W niedawnej rozmowie z agencją Reuters powiedział Pan, że polska energetyka może wybrać niemiecką ścieżkę transformacji energetycznej polegającą na wydzieleniu mniej opłacalnych aktywów węglowych od majątku sieciowego czy źródeł OZE. Czy Skarb Państwa jako współwłaściciel spółek energetycznych może wytyczyć takie zmiany w strategii spółek? Czy i kiedy należy się spodziewać działań w tym kierunku?

Polska elektroenergetyka jest na etapie transformacji od wielu lat. Mamy blisko 1700 MW mocy zainstalowanych w fotowoltaice. Wzrost wynosi 181 procent rok do roku. Polska w 2019 roku była też trzecim co do wielkości inwestorem pod względem mocy wiatrowych.
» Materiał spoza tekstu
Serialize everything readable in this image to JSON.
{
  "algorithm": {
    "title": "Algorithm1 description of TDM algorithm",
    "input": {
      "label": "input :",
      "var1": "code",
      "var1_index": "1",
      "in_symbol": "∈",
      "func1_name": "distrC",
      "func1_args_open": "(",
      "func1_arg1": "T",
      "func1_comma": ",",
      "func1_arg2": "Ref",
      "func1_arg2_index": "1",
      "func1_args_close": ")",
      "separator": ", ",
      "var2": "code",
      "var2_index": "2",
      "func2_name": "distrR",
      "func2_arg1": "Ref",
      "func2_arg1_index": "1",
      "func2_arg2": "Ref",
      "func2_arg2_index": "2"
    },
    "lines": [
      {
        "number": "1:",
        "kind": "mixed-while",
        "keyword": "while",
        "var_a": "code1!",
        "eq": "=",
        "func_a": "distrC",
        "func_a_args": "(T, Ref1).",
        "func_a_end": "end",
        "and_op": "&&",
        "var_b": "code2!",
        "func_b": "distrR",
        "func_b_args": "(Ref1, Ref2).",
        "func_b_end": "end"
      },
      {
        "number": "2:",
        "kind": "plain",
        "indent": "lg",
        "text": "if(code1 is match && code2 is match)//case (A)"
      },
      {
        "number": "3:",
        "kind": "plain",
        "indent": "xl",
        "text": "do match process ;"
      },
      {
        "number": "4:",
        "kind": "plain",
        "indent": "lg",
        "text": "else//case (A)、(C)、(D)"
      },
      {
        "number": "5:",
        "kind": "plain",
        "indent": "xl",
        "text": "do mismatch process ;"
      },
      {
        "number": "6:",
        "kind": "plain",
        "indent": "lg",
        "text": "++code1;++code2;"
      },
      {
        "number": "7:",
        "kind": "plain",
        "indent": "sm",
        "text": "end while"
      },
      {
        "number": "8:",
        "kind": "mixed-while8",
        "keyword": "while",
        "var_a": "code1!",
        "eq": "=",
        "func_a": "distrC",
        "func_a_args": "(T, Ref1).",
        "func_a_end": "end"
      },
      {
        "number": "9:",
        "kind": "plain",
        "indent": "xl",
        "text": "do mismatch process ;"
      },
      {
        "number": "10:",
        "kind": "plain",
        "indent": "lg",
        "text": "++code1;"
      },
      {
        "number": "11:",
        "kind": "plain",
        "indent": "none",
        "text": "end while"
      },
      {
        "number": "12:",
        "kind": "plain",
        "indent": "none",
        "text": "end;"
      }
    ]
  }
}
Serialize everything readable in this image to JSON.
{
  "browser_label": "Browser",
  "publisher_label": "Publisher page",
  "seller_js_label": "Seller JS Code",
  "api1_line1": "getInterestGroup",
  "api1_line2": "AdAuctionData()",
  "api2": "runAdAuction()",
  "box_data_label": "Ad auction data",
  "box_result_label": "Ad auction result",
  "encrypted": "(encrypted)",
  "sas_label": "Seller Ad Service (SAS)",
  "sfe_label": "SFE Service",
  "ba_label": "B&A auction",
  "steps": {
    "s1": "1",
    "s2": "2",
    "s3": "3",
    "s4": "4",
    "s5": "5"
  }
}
Pojawiają się więc nowe moce zeroemisyjne. Dalej będą jednak działać źródła konwencjonalne. Inaczej system energetyczny będzie pozbawiony sterowalnych źródeł energii. Elektrownie węglowe coraz częściej muszą jednak ustępować pola OZE. Idea stworzenia rezerwy mocy jest moim zdaniem opcją do rozważenia i wykorzystania z uwzględnieniem specyfiki polskiej energetyki.

Czy w obliczu możliwych korekt budżetu państwa przez koronawirusa możliwe są zmiany funkcjonowania i dostępności budżetów programów Czyste Powietrze i Mój Prąd?

W marcu przedstawiliśmy zmiany w obu programach, zakładając ich uproszczenie. Są to programy bardzo ważne dla Polski i obywateli. Programy są realizowane, środki wypłacane. Nie planujemy zmian ponad te, które wprowadziliśmy i zapowiedzieliśmy w marcu tego roku.